"Blackmail" est intéressant à plusieurs égards.
Tout d'abord pour sa conception. Hitchcock était en train de le tourner comme n'importe quel autre film muet quand la technique du son s'est développée. Il a alors décidé de refilmer certaines scènes avec du dialogue. Cela donne un résultat étrange puisque la vitesse de la caméra s'en trouve changée d'un plan à l'autre. De plus, on sent bien que filmer des dialogues c'est encore nouveau pour l'époque et que l'auteur ne sait pas toujours comment s'y prendre. Si certaines répliques sonnent justes, d'autres semblent inutilement redondantes.
Hitchcock est un cinéaste de la modernité. Preuve en est de ce retournage.
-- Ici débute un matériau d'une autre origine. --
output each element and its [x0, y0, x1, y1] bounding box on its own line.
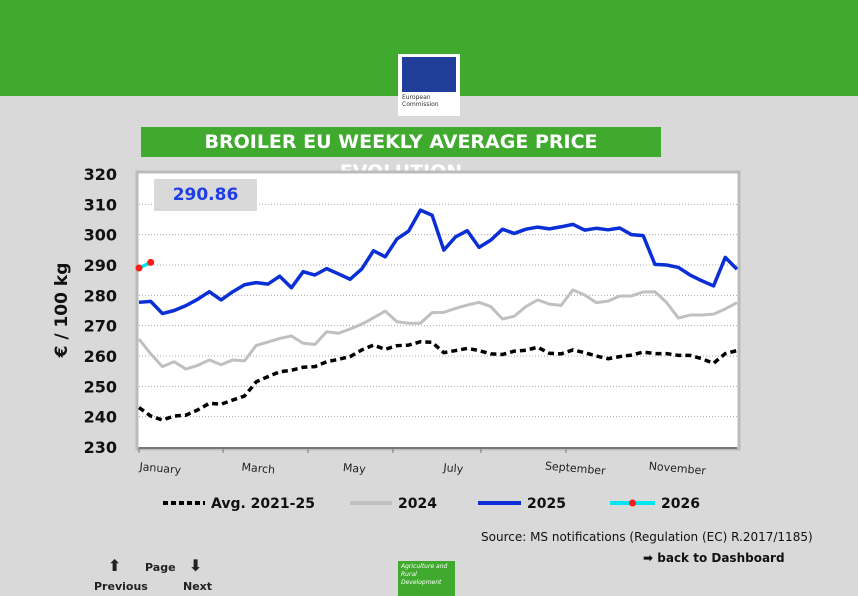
back-to-dashboard-link[interactable]: ➡ back to Dashboard	[643, 551, 785, 565]
series-line-2024	[137, 288, 738, 371]
data-point-2026	[147, 258, 155, 266]
y-tick-label: 230	[84, 438, 117, 457]
legend-label: Avg. 2021-25	[211, 496, 315, 512]
y-tick-label: 240	[84, 408, 117, 427]
y-tick-label: 280	[84, 286, 117, 305]
plot-area	[135, 170, 741, 451]
y-tick-label: 260	[84, 347, 117, 366]
legend-marker	[629, 499, 636, 507]
series-line-avg-2021-25	[137, 339, 738, 422]
source-note: Source: MS notifications (Regulation (EC…	[481, 530, 813, 544]
logo-text-1: European	[402, 94, 431, 101]
back-label: back to Dashboard	[657, 551, 785, 565]
chart-title: BROILER EU WEEKLY AVERAGE PRICE EVOLUTIO…	[141, 127, 661, 183]
x-tick-label: May	[342, 461, 366, 476]
arrow-up-icon[interactable]: ⬆	[108, 556, 122, 575]
european-commission-logo[interactable]: European Commission	[398, 54, 460, 116]
arrow-down-icon[interactable]: ⬇	[189, 556, 203, 575]
eu-flag-icon	[402, 57, 456, 92]
legend-label: 2026	[661, 496, 700, 512]
y-tick-label: 320	[84, 165, 117, 184]
x-tick-label: July	[442, 461, 464, 476]
page-label: Page	[145, 561, 176, 574]
x-tick-label: November	[648, 460, 707, 478]
previous-page-link[interactable]: Previous	[94, 580, 148, 593]
series-line-2025	[138, 208, 739, 316]
latest-price-value: 290.86	[154, 179, 257, 211]
y-tick-label: 270	[84, 317, 117, 336]
agri-logo: Agriculture and Rural Development	[398, 561, 455, 596]
legend-label: 2025	[527, 496, 566, 512]
x-tick-label: September	[544, 459, 606, 477]
x-tick-label: March	[241, 461, 276, 477]
y-tick-label: 300	[84, 226, 117, 245]
arrow-right-icon: ➡	[643, 551, 654, 565]
logo-text-2: Commission	[402, 101, 439, 108]
x-tick-label: January	[138, 460, 182, 477]
legend-label: 2024	[398, 496, 437, 512]
next-page-link[interactable]: Next	[183, 580, 213, 593]
y-axis-label: € / 100 kg	[52, 263, 72, 359]
data-point-2026	[135, 264, 143, 272]
y-tick-label: 290	[84, 256, 117, 275]
y-tick-label: 250	[84, 377, 117, 396]
y-tick-label: 310	[84, 195, 117, 214]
Mais c'est aussi par son découpage et ses angles de vue que Hitchcock se montre en avance sur son temps. En studio ou pas, le bougre s'efforce d'offrir des images spectaculaires, dont certaines qui reviendront dans ses films plus tard (comment ne pas penser à "Psychose" en voyant le couteau ?). Tant d'audace ne suffit malheureusement pas. Le montage est souvent maladroit ; c'est surtout le rythme qui fait défaut à Alfred : souvent, il échoue à donner la bonne longueur à ses plans : trop longs ou trop courts, cela participe à l'effet brouillon qu'offre le film.
Le scénario est plutôt intéressant, avec une fin assez cynique. Fin malheureusement pas assez appuyée, qui manque un peu d'essor. Quelques scènes fort sympathiques durant le film, mais des séquences trop longues et des dialogues, sans doute réécrits à la dernière minute pour coller à la nouvelle technique, qui ne fonctionnent pas toujours parfaitement. Heureusement les quelques bonnes scènes sont vraiment fortes. Et puis les personnages, tous à caractère simple, sont bien construits.
Bref, un film intéressant sur bien des points, mais tout de même trop maladroit globalement.